Vu la procédure suivante :
Procédure contentieuse antérieure :
La société à responsabilité limitée (SAS) Reichen et Robert et Associés a demandé au tribunal administratif de Paris la décharge des cotisations supplémentaires d'impôt sur les sociétés auxquelles elle a été assujettie au titre de l'exercice clos en 2012, pour un montant de 241 200 euros.
Par un jugement n° 1903651 du 20 octobre 2021, le tribunal administratif de Paris a rejeté sa demande.
Procédure devant la Cour :
Par une requête et des mémoires aux fins de production de pièces enregistrés le 17 décembre 2021, le 23 décembre 2022 et le 21 juin 2023, la société Reichen et Robert et Associés, devenue la société Carta, Reichen et Robert Associés, représentée par le cabinet d'avocat Jeantet, demande à la Cour :
1°) de réformer le jugement n° 1903651 du 20 octobre 2021 du tribunal administratif de Paris ;
2°) de prononcer la décharge des impositions contestées, en droits et pénalités ;
3°) de mettre à la charge de l'Etat le versement de la somme de 10 000 euros au titre de l'article L. 761-1 du code de justice administrative.
Elle soutient que :
- la méthode utilisée par le service pour revaloriser les titres de la société Reichen et Robert acquis par la société Reichen et Robert et Associés est contestable puisqu'elle ne tient pas compte des spécificités propres à l'entreprise et à son secteur d'activité ni du contexte de l'opération, et contient plusieurs erreurs méthodologiques ;
- la relation d'intérêts entre les cédants et le cessionnaire n'est pas établie pas les seuls liens capitalistiques qui existent entre eux ; au contraire, les intérêts des fondateurs et de M. A... étaient divergents, les premiers, qui souhaitaient se retirer définitivement de l'Agence et prendre leur retraite, ayant en effet tout intérêt à la céder au plus haut prix tandis que le second avait un intérêt légitime à racheter l'agence au prix le plus bas ;
- l'intention libérale fait défaut et l'administration n'apporte pas la preuve d'un avantage occulte consenti.
Par un mémoire en défense, enregistré le 4 février 2022, le ministre de l'économie, des finances et de la souveraineté industrielle et numérique conclut au rejet de la requête.
Il soutient qu'aucun des moyens soulevés par la société Carta, Reichen et Robert Associés n'est fondé.
Vu les autres pièces du dossier.
Vu :
- le code général des impôts et le livre des procédures fiscales ;
- le code de justice administrative.
Les parties ont été régulièrement averties du jour de l'audience.
Ont été entendus au cours de l'audience publique :
- le rapport de Mme Vrignon-Villalba ;
- les conclusions de Mme Lescaut, rapporteure publique ;
- et les observations de Me Simeoni, pour la société Carta, Reichen et Robert Associés.
Considérant ce qui suit :
1. Le 30 décembre 2011, la société Reichen et Robert et Associés, spécialisée dans le secteur des activités d'architecture, a fait l'acquisition de 494 des 550 titres de la société Robert et Reichen, pour une valeur de 2 119 754 euros, conformément au prix stipulé dans la convention de location gérance conclue entre les parties le 8 juillet 2004, modifiée par avenants des 17 juillet 2009 et 15 janvier 2010. La société Reichen et Robert et Associés a fait l'objet d'une vérification de comptabilité à l'issue de laquelle l'administration, ayant estimé que la valeur des titres cédés par la société Reichen et Robert avait été minorée, l'a assujettie à un complément d'impôt sur les sociétés au titre de l'exercice clos en 2012. Suite à une nouvelle estimation de la valeur des titres, le montant de ce complément a été réduit.
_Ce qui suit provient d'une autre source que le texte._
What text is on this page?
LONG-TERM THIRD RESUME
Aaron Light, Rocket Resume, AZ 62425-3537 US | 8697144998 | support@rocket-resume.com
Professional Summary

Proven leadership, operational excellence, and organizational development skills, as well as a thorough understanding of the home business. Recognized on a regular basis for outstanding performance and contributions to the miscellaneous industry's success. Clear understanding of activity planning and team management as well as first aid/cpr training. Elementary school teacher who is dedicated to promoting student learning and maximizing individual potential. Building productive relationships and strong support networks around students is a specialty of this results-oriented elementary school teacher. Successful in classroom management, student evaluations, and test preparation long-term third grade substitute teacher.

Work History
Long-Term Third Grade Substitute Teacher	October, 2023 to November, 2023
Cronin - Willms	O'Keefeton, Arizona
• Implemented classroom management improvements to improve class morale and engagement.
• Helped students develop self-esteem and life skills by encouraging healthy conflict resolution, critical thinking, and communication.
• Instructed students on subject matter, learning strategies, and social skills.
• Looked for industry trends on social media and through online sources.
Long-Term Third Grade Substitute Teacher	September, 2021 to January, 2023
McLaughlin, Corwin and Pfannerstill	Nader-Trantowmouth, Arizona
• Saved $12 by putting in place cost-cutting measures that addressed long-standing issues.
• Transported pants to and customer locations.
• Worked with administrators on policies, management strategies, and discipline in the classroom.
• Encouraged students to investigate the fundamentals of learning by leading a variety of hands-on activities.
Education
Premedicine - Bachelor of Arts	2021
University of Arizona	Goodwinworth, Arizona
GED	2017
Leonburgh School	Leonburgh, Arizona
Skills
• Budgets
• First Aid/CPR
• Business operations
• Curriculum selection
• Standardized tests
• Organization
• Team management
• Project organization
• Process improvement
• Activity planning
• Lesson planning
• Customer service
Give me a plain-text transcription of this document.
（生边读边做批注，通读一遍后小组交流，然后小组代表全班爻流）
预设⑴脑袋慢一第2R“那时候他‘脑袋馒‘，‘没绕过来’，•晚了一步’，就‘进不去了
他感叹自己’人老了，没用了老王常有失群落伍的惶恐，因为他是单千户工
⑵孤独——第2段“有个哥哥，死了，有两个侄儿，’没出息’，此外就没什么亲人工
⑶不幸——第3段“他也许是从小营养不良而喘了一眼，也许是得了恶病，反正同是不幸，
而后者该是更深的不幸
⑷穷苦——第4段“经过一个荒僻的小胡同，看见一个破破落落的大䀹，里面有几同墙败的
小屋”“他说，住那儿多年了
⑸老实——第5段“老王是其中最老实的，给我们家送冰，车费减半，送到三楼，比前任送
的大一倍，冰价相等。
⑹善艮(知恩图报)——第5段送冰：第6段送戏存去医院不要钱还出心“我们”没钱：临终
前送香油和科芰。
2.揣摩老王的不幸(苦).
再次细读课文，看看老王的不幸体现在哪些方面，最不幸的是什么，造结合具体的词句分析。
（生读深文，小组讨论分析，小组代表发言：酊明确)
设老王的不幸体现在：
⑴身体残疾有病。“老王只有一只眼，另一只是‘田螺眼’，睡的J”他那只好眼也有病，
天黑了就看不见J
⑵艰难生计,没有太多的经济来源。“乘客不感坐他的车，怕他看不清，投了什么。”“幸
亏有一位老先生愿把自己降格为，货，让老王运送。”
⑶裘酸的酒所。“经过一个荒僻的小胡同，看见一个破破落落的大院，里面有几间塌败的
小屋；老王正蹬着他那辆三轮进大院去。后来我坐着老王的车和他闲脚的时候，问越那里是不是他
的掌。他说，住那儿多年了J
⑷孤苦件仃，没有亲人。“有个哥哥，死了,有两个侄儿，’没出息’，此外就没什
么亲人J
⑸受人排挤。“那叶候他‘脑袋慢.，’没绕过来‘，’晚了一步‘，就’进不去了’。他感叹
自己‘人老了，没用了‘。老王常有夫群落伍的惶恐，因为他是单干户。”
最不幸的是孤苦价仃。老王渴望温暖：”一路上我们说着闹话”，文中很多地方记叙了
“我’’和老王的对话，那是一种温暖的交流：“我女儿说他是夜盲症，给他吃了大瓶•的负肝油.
La société Reichen et Robert et Associés a demandé au tribunal administratif la décharge, en droits et pénalités, du montant d'imposition de 241 200 euros ainsi laissé à sa charge. Elle relève appel du jugement du 20 octobre 2021 par lequel le tribunal a rejeté sa demande.
Sur les conclusions aux fins de décharge :
2. Aux termes du 2 de l'article 38 du code général des impôts : " Le bénéfice net est constitué par la différence entre les valeurs de l'actif net à la clôture et à l'ouverture de la période dont les résultats doivent servir de base à l'impôt, diminuée des suppléments d'apport et augmentée des prélèvements effectués au cours de cette période par l'exploitant ou par les associés (...) ". Aux termes de l'article 38 quinquies de l'annexe 3 au même code : " Les immobilisations sont inscrites au bilan pour leur valeur d'origine. / Cette valeur d'origine s'entend : Pour les immobilisations acquises à titre onéreux par l'entreprise, du coût d'acquisition (...) Pour les immobilisations acquises à titre gratuit, de la valeur vénale (...) ". Il résulte de ces dernières dispositions que, dans le cas où le prix de l'acquisition d'une immobilisation a été volontairement minoré par les parties pour dissimuler une libéralité faite par le vendeur à l'acquéreur, l'administration est fondée à corriger la valeur d'origine de l'immobilisation, comptabilisée par l'entreprise acquéreuse pour son prix d'acquisition, pour y substituer sa valeur vénale, augmentant ainsi son actif net dans la mesure de l'acquisition faite à titre gratuit, laquelle, au demeurant, correspond, si le vendeur est une entreprise passible de l'impôt sur les sociétés, à un revenu distribué imposable entre les mains de l'acquéreur en vertu du c) de l'article 111 du code général des impôts. La preuve d'une telle libéralité doit être regardée comme apportée par l'administration lorsqu'est établie l'existence, d'une part, d'un écart significatif entre le prix convenu et la valeur vénale de l'acquisition et, d'autre part, d'une intention, pour le vendeur, d'octroyer, et, pour l'acquéreur, de recevoir une libéralité du fait des conditions de la cession. Cette intention est présumée lorsque les parties sont en relation d'intérêts.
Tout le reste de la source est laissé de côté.